In December 2006, Vermont Wine Merchants’ warehouse held 1,100 different wine labels in 12,000 cases. That translates into 144,000 bottles of wine, which are turned over four times during the year, for a total of  576,000 bottles of wine sold within Vermont. 

Sales representative James Townsend, also known as J.T., joined the company in 1998, its second full-time employee. “The company’s growth has been phenomenal,” he says. “When I started, there were only four of us and we did everything: answered telephones, packed and unpacked cases, delivered the wine, typed up the billing.”

 “Working with Mike is, first and foremost, fun,” Townsend says. “After being together for nine years, we know each other’s strengths, weaknesses and wine styles. This isn’t a 9-to-5 job, as we often put on wine dinners at various restaurants and have wine tastings as late as 10 o’clock at night.” Even so, he agrees wholeheartedly with Stolese that, “while this is a business for sure, it sure is fun.”

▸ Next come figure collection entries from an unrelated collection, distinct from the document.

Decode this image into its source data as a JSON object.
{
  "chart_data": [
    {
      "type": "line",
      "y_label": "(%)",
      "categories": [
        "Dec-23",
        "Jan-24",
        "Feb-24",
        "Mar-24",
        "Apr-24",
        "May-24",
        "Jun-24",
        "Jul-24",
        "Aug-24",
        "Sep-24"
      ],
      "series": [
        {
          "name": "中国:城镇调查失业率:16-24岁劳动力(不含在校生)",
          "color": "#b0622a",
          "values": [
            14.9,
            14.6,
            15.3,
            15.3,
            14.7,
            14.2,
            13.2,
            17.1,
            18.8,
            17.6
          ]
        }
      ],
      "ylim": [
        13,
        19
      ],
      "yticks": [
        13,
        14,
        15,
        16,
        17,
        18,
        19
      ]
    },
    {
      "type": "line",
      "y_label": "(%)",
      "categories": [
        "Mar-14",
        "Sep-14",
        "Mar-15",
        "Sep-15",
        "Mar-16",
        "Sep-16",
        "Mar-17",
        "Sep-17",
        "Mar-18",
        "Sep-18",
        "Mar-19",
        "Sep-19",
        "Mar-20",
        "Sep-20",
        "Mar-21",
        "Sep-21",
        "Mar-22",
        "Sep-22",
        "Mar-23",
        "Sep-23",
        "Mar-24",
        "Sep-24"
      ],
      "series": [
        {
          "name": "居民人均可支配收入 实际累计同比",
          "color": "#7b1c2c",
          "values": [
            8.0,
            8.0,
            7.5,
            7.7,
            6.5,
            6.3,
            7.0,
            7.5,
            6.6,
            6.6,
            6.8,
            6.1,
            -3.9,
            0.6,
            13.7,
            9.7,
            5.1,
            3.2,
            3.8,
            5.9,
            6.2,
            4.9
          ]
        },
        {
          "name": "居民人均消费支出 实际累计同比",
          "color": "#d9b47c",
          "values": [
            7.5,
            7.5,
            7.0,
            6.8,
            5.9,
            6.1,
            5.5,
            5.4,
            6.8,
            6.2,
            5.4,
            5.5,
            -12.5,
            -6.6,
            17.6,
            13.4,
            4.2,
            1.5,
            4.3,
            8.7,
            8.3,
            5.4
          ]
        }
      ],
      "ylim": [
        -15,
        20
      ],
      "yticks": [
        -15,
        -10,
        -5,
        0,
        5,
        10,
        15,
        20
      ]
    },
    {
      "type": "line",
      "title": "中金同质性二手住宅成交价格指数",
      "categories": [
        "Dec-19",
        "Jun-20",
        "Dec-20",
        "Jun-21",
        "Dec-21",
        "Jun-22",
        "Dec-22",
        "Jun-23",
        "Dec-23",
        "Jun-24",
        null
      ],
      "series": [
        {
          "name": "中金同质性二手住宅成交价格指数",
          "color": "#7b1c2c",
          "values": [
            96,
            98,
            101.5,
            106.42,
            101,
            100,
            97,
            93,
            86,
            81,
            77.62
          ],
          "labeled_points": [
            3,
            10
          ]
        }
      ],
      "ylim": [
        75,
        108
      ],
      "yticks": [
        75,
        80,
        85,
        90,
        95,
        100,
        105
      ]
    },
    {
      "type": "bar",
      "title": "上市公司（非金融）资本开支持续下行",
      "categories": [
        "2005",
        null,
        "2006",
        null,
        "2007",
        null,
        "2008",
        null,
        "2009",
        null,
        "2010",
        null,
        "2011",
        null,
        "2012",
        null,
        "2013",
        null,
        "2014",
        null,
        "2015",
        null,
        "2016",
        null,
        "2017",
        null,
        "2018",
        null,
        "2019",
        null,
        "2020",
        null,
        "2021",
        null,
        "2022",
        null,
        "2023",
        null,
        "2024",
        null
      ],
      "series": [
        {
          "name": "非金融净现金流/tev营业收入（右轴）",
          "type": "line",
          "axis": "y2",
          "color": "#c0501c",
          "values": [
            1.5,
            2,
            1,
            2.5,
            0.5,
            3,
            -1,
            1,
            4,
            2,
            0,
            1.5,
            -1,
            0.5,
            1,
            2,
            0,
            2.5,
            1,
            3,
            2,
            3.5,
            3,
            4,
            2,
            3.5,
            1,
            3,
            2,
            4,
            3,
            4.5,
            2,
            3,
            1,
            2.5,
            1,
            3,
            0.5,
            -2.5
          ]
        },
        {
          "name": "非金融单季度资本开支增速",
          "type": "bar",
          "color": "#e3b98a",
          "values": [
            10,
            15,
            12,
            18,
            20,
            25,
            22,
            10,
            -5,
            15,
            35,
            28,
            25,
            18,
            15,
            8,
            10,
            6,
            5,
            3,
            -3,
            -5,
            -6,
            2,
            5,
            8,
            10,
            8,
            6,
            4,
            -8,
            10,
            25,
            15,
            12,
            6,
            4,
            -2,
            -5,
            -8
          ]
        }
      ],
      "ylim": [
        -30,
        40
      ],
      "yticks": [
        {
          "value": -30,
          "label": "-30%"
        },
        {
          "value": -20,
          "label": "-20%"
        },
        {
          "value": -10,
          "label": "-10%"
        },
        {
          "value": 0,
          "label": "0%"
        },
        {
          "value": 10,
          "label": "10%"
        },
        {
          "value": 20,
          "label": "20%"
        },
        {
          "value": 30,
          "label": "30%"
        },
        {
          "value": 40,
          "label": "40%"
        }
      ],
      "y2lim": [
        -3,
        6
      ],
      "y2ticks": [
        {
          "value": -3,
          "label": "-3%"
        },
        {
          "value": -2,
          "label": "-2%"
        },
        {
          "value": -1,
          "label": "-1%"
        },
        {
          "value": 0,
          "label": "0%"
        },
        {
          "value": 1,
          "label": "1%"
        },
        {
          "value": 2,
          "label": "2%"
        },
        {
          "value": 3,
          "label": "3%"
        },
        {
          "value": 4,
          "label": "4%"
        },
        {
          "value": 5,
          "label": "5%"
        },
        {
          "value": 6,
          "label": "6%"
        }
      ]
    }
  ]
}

By law, as a wholesaler, Vermont Wine Merchants can distribute only in Vermont. There are four other wholesalers in the state. VWM was the only company selling nothing but wine until recently. Stolese has begun to offer stemware — wine glasses, champagne flutes — and decanters as a service to his customers.

The company has a great customer list, says Amy Ezrin, a brand manager of wines from Italy at importer Michael Skurnik Wines in Syosset, N.Y. “VWM sells to great restaurants and retailers — people who are really passionate about wines.” Some of the company’s best accounts are the Beverage Warehouse in Winooski; Trattoria Delia, L’Amante Ristorante and Healthy Living in greater Burlington; and resorts, restaurants, retailers and ski areas from Stowe to Stratton.

Ezrin, who has been working with Stolese for over a year, appreciates the fact that he loves Italian wines. “And he has a great palate,” she says, “which means he’s really good at selecting wines and is able to put together a really good book.”

Stolese’s passion for wine is reflected by the company’s staff. “Every employee knows what he or she is talking about,” says Ezrin, and that sentiment is echoed by one of VWM’s customers, Beverage Warehouse. 

Jennifer Swiatek and George Bergin, the owners, are impressed by the contagious enthusiasm of the employees. “The drivers can talk to you knowledgeably about the wines they are delivering,” says Bergin. “They know more than a lot of people, and even give us a preview of what just came in on the loading docks, before our sales rep tells us.” 

Swiatek’s parents used to own Beverage Warehouse, so she has known Stolese since he began the business. “He has become a friend, even if,” she says, laughing, “he stays too long playing ping pong — he’s so competitive.”  

She explains that, at wine tastings at her parents’ house, there are always long, drawn-out ping pong fights between Stolese and other distributors, vying for the prize of better display space in the store. “Sometimes we’d go to bed while he’d still be duking it out.”

Since being married in August 2006, Stolese tends to go home a little earlier than he used to. He met Tracy Ovitt seven years ago in the company’s office building, where she also works, as sales manager for radio station WIZN. It took years before he gathered enough courage to ask her out for — what else? — a glass of wine. They live in Colchester with Sansi and a home gym, where he works out every morning at 6. In 2007, when Stolese turned 50, Tracy surprised him with a long weekend in Mexico. “She got me all the way to JFK before I knew where we were going,” he marvels.